By Order of the Board
SAMSONITE INTERNATIONAL S.A.
Timothy Charles Parker
Chairman

Hong Kong, February 3, 2016

Notes:

  1. The resolution at the Extraordinary General Meeting will be taken by poll pursuant to the Rules Governing the Listing of Securities on The Stock Exchange of Hong Kong Limited (the “Listing Rules”) and the results of the poll will be published on the websites of Hong Kong Exchanges and Clearing Limited and the Company in accordance with the Listing Rules.

  2. Any shareholder of the Company entitled to attend and vote at the above meeting is entitled to appoint a proxy to attend and vote instead of him. A proxy need not be a shareholder of the Company. If more than one proxy is so appointed, the appointment shall specify the number of Shares in respect of which each such proxy is so appointed.

  3. Any shareholder of the Company whose ownership is either recorded through the Central Clearing and Settlement System (“CCASS”) or maintained with a licensed securities dealer (i.e. not directly recorded in his own name in the register of members of the Company) shall only be entitled to vote by providing its instructions to vote to HKSCC Nominees Limited either directly as a CCASS Participant or through its licensed securities dealer and the relevant financial intermediaries. In order to attend and vote at the meeting, any such shareholder shall be appointed by HKSCC Nominees Limited as its proxy to attend and vote instead of him.

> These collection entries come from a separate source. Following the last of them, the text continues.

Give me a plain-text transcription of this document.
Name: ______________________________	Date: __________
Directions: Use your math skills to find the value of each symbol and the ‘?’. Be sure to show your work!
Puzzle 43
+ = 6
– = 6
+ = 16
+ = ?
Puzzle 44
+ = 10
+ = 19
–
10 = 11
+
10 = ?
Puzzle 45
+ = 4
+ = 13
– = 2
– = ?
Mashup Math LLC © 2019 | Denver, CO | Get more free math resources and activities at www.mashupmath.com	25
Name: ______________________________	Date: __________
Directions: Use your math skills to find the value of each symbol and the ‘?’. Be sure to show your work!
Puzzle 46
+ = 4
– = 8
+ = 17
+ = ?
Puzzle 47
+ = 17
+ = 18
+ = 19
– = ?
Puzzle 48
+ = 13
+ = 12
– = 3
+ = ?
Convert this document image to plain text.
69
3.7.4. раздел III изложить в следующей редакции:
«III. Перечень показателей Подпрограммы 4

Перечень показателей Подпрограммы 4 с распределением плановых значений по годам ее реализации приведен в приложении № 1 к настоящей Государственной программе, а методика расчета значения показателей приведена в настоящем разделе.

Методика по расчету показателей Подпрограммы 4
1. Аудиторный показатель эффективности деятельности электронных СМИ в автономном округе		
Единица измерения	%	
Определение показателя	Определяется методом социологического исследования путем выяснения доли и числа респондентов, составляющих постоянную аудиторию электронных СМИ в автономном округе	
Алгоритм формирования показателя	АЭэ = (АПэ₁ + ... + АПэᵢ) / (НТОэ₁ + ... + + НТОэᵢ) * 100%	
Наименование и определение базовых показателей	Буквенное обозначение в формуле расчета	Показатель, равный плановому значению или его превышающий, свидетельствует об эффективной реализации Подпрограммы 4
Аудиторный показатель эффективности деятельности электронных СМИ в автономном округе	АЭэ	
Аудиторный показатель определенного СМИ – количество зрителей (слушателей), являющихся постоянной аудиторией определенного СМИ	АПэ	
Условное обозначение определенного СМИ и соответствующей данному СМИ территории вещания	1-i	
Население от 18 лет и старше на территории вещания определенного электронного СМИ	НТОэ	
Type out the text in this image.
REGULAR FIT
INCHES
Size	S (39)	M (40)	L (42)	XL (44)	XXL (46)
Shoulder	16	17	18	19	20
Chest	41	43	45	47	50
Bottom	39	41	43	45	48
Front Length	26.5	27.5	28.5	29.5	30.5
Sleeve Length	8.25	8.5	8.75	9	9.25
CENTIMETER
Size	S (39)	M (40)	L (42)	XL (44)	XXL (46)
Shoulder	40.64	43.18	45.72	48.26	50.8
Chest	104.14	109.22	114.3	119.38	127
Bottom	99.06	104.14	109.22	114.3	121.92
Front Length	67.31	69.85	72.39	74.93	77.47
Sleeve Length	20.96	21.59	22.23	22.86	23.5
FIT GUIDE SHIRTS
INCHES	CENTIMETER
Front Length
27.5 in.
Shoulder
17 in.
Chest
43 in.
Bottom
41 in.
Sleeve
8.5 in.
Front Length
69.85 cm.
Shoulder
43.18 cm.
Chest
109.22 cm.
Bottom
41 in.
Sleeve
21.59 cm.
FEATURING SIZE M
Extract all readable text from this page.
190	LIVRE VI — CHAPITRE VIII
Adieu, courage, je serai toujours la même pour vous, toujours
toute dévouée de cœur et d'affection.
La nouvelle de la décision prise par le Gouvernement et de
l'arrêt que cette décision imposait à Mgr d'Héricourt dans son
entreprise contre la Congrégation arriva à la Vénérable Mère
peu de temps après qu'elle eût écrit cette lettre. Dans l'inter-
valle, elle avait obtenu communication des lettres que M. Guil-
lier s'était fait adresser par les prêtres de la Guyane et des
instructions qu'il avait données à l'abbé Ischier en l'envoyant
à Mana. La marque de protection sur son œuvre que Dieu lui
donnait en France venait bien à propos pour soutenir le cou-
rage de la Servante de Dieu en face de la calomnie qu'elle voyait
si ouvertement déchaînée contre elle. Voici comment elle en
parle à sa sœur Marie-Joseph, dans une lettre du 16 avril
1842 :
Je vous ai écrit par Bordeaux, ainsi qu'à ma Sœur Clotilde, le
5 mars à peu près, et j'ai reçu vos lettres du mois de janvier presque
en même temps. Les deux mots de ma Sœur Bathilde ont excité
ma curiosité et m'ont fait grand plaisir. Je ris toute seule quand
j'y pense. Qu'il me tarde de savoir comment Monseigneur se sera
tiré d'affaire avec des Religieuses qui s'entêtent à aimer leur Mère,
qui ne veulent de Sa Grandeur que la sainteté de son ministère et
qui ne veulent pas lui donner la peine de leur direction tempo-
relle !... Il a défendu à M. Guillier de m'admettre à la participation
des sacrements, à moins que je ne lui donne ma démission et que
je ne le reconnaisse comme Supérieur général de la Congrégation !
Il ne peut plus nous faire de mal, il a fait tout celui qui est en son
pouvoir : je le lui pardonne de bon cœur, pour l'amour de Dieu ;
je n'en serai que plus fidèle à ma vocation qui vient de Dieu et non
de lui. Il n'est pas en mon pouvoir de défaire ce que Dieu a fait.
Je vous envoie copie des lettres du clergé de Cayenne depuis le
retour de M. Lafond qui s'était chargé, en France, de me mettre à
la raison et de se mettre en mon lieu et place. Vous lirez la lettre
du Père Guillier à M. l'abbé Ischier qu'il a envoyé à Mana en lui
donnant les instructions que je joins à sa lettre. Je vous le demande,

  4. In order to be valid, the form of proxy must be deposited at the Company’s branch share registrar in Hong Kong, Computershare Hong Kong Investor Services Limited, at 17M Floor, Hopewell Centre, 183 Queen’s Road East, Wanchai, Hong Kong or to the Company’s registered office at 13–15 Avenue de la Liberté, L-1931 Luxembourg not less than 48 hours before the time appointed for the holding of the meeting or any adjournment thereof. Delivery of the form of proxy shall not preclude a shareholder of the Company from attending and voting in person at the meeting and, in such event, the instrument appointing a proxy shall be deemed to be revoked.

  5. For determining the entitlement to attend and vote at the above meeting, the register of members of the Company will be closed from Tuesday, March 1, 2016 to Thursday, March 3, 2016, both dates inclusive, during which period no transfer of Shares will be registered. In order to be eligible to attend and vote at the Extraordinary General Meeting, all transfer documents accompanied by the relevant share certificates must be lodged with the Company’s registered office at 13–15 Avenue de la Liberté, L-1931 Luxembourg or with the Company’s branch share registrar in Hong Kong, Computershare Hong Kong Investor Services Limited, at Shops 1712–1717 17th Floor, Hopewell Centre, 183 Queen’s Road East, Wanchai, Hong Kong for registration not later than 4:30 p.m. on Monday, February 29, 2016.

As of the date of this announcement, the Executive Directors are Ramesh Dungarmal Tainwala, Kyle Francis Gendreau and Tom Korbas, the Non-Executive Director is Timothy Charles Parker and the Independent Non-Executive Directors are Paul Kenneth Etchells, Keith Hamill, Miguel Kai Kwun Ko, Bruce Hardy McLain (Hardy) and Ying Yeh.